Aber er lachte nur. Und dann sagte er mir, was er mit mir machen würde, wenn ich mich weigerte. Er sagte es mir wieder und wieder.
»Ist es nicht besser, ich tue es ihr an und nicht dir?« flüsterte Henoch. »Oder ist es dir lieber, wenn ich … ?«
»Nein, nein«, beeilte ich mich zu sagen. »Ich mache es schon.«
Und ich tat es.
Nach fünf Minuten klopfte sie an meine Tür, und es war genauso, wie Henoch es mir zugeflüstert hatte. Sie war bildhübsch und hatte blonde Haare. Ich liebe blonde Haare. Als ich mit ihr in den Sumpf ging, war ich sehr froh, daß ich ihre blonden Haare nicht zerstören mußte. Ich ließ den Schraubenschlüssel auf ihr Genick niedersausen.
Henoch hatte mir alles genau vorgeschrieben.
Dann verscharrte ich ihren Körper im Triebsand. Henoch war bei mir und achtete darauf, daß ich die Fußspuren beseitigte.
Das Auto bereitete mir einiges Kopfzerbrechen, aber Henoch zeigte mir, wie ich es mit einem morschen Baumstumpf beschweren sollte. Ich war nicht so sicher, daß das Auto im Sumpf versinken würde. Aber es war so. Und es ging schneller, als ich geglaubt hatte.

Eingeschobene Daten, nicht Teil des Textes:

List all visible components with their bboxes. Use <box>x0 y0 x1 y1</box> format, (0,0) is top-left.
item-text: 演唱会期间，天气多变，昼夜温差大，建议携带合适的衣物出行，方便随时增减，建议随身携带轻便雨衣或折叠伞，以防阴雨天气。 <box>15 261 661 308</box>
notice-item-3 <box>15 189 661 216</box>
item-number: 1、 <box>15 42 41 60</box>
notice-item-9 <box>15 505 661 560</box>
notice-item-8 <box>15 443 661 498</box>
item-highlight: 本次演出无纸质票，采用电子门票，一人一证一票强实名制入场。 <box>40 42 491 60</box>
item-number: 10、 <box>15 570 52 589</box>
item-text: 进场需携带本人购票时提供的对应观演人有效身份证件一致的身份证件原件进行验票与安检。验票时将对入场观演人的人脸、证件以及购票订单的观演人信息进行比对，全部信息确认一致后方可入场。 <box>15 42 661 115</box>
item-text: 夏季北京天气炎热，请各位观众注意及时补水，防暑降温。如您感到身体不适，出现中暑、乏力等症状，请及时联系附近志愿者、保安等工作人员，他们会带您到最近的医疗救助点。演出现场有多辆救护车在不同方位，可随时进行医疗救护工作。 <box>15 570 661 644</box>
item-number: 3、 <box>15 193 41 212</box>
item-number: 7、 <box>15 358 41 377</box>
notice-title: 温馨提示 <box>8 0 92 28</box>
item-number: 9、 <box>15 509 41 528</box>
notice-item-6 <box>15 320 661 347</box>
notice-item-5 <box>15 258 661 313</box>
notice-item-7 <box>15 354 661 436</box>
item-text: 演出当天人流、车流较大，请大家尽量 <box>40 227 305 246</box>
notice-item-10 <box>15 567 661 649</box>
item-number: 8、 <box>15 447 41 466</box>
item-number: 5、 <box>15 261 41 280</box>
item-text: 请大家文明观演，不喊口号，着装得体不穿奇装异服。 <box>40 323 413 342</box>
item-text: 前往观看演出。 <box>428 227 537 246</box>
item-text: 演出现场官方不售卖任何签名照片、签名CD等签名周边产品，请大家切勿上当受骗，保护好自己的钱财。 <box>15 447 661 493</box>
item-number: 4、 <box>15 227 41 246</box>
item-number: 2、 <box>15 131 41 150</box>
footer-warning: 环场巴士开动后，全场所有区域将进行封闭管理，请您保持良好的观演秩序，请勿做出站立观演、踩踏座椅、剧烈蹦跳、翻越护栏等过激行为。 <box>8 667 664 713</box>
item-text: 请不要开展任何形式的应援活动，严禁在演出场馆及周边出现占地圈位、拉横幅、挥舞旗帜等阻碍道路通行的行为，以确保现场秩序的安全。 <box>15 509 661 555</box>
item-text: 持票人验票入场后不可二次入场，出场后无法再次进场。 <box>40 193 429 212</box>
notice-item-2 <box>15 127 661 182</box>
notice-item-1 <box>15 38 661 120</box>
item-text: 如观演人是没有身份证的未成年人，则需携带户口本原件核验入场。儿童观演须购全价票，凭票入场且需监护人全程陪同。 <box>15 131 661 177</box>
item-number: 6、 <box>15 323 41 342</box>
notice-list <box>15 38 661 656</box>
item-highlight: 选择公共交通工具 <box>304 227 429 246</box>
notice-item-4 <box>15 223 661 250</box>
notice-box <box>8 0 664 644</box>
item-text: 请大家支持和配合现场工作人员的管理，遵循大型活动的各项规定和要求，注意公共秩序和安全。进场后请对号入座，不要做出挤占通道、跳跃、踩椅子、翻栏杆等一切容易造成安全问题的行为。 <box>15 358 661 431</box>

Ich atmete erleichtert auf, als ich das Auto verschwinden sah, und warf den Schraubenschlüssel hinterher.
Dann befolgte ich Henochs Anweisung, nach Hause zu gehen.
Ich fühlte, wie ich wieder in meine andere Welt hinüberglitt.
Henoch hatte mir diesmal eine besondere Belohnung versprochen, und ich versank sofort in einen tiefen Schlaf. Ich spürte kaum noch, wie der Druck von meinem Kopf verschwand, denn Henoch verließ mich, um in den Sumpf zurückzueilen, wo ihn seine Belohnung erwartete …
Ich habe keine Ahnung, wie lange ich geschlafen habe. Aber es muß eine lange Zeit gewesen sein. Als ich langsam wieder zu mir kam, merkte ich, daß Henoch wieder bei mir war, und hatte gleichzeitig das dumpfe Gefühl, daß irgend etwas nicht stimmte.
Als ich das Hämmern an meiner Tür hörte, wurde ich mit einem Schlage völlig munter.
Ich saß erstarrt da und wartete, daß mir Henoch etwas zuflüstern würde, daß er mir sagen würde, was ich tun sollte.
Aber Henoch schlief jetzt. Er schlief immer – danach. Nichts konnte ihn während der nächsten Tage wecken, und während dieser Zeit war ich ein freier Mensch. Sonst genoß ich diese Freiheit. Aber heute nicht. Ich brauchte seine Hilfe.
Ich konnte nicht länger warten, denn das Hämmern wurde immer stärker und eindringlicher.
Ich stand auf und öffnete die Tür. Unser alter Sheriff Shelby stand vor mir.
»Komm mit, Seth«, sagte er. »Ich werde dich ins Gefängnis bringen.«
Ich sagte kein Wort. Seine stechenden schwarzen Augen schienen in jeden Winkel meiner armseligen Hütte zu dringen. Als er dann seinen Blick auf mich richtete, wäre ich am liebsten im Erdboden versunken. Ich fürchtete mich.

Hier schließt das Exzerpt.